A brewing global trade war is a particular concern for such countries, given their high reliance on foreign trade, European Central Bank President Mario Draghi said earlier this month.
Deloitte Chief Economist David Marek has said a 25 percent tariff on U.S. imports of cars from Europe would cut the revenue of the Czech auto industry by 12 billion crowns ($532 million) a year.
Poland, the region’s biggest economy, is betting on electric vehicles, setting a target of having 1 million such cars and vans on the road by 2025 and highlighting a battle for investment as the auto industry embraces new technologies.
At the same time, faltering global growth has led some automakers to put expansion plans on hold, such as Daimler’s announcement in May to postpone an increase in capacity at its Kecskemet compact-car plant in Hungary.
“It has been taken for granted that plants like Bratislava would just carry on and produce the next generation model,” Carol Thomas, an auto analyst at LMC Automotive, said. “But we can’t just assume that anymore. Plants will not only have to fight for new models, they will also face greater competition to retain new generations of models they already produce.”
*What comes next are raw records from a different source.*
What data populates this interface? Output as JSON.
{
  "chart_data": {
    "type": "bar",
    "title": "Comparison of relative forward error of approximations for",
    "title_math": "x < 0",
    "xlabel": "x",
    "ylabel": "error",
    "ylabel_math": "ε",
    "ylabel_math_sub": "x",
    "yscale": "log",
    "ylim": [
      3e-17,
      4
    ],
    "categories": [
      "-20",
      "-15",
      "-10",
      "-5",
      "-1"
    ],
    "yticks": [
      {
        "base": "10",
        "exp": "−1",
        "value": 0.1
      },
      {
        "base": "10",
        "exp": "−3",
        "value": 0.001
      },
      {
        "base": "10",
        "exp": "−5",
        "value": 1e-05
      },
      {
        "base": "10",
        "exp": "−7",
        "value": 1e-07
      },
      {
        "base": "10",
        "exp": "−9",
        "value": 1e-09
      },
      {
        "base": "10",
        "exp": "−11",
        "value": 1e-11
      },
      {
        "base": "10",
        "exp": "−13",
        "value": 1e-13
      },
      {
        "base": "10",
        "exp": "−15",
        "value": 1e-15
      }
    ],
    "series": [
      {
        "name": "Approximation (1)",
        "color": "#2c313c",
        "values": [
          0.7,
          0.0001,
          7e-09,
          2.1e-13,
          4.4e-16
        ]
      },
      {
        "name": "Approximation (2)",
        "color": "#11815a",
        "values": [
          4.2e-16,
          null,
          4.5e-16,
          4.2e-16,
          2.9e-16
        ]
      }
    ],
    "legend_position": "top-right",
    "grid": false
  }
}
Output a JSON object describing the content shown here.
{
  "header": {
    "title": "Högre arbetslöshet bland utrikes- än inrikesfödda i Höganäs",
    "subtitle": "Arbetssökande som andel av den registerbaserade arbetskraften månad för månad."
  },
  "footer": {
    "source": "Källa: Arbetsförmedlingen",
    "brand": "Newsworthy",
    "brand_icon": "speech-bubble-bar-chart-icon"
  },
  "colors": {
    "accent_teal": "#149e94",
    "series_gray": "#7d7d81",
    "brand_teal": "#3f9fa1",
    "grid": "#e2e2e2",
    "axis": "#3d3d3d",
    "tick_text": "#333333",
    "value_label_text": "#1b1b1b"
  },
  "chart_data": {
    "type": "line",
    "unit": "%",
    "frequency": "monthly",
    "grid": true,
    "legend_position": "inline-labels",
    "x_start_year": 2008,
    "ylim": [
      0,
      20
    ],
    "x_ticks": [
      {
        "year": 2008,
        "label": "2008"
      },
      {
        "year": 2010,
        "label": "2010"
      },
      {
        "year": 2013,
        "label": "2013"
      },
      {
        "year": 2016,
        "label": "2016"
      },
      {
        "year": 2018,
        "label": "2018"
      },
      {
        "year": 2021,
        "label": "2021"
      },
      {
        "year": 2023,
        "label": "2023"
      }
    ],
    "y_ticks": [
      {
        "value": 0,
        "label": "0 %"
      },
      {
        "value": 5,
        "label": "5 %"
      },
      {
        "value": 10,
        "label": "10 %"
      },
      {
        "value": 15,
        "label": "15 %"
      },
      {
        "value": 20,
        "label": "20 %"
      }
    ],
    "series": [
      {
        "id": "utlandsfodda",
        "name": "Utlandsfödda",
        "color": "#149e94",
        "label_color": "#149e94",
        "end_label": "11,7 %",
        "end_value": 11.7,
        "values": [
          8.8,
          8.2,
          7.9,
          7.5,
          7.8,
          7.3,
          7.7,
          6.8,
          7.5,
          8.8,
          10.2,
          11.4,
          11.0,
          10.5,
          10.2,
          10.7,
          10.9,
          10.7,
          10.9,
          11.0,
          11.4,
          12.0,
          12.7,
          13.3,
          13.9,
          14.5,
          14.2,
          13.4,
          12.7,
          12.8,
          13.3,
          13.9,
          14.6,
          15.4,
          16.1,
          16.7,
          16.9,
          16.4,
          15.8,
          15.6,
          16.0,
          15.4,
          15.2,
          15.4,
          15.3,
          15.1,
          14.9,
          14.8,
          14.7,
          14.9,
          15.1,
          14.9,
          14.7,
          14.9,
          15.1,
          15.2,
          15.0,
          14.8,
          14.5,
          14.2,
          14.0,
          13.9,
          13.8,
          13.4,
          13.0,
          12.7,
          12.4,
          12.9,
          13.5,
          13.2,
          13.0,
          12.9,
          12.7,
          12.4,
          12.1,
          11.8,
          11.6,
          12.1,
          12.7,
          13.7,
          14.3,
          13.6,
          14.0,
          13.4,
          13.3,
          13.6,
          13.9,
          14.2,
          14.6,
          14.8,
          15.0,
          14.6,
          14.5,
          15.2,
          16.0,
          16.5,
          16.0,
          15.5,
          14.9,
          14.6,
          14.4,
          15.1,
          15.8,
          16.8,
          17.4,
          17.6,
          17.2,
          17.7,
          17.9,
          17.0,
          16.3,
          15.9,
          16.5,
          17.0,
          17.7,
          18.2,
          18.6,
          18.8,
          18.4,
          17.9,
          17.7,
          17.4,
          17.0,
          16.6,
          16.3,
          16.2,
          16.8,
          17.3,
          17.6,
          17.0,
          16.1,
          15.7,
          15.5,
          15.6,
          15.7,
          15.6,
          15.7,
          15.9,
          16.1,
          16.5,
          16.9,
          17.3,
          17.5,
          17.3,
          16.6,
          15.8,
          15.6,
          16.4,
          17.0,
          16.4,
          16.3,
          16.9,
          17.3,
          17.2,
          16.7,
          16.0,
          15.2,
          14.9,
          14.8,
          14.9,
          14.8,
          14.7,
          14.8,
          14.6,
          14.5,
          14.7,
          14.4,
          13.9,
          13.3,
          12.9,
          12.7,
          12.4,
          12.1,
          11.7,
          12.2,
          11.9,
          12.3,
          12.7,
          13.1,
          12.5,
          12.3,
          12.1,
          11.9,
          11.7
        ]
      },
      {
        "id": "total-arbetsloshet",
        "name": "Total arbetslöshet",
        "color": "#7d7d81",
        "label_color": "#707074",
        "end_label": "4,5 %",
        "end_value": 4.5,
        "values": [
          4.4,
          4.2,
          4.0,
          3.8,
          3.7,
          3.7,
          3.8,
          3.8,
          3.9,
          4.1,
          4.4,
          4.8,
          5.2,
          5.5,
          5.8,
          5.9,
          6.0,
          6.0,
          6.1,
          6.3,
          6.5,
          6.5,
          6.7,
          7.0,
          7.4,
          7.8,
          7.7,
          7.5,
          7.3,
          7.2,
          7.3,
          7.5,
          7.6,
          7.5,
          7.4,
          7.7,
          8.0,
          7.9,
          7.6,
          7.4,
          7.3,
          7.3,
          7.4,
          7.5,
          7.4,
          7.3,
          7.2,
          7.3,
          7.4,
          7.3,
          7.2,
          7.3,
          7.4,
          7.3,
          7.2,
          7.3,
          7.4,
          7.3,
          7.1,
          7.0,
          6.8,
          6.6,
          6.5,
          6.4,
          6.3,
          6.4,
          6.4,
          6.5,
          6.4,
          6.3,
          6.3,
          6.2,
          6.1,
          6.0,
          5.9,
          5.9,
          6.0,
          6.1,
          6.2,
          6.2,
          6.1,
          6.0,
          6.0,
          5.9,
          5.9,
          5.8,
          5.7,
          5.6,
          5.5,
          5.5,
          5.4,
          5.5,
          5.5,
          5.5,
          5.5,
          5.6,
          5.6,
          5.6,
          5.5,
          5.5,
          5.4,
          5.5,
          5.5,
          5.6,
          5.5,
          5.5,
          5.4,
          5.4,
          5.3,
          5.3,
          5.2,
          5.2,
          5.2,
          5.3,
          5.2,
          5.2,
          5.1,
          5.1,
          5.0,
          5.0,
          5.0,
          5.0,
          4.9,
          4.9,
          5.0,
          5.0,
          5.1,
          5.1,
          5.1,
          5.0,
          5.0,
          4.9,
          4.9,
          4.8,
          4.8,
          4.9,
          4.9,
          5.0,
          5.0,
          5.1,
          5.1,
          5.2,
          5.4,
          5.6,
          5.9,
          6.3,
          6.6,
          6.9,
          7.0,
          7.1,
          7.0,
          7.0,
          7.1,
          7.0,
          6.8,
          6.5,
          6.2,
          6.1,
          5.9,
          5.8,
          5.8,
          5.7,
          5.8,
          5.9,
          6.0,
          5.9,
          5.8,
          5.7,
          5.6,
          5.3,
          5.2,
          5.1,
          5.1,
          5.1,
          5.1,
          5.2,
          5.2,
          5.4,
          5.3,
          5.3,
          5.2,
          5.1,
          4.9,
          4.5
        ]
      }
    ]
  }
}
So far this year, Volkswagen has scaled back production lines in Bratislava and returned workers borrowed from Audi’s plant in Hungary in 2016.
“This is the key year that will decide the future of the Slovak factory,” VW Slovak CEO Oliver Grunberg said, adding a decision was expected by the end of the year. “Improvements in Slovakia’s business environment would help increase attractiveness of Bratislava’s plant,” he said.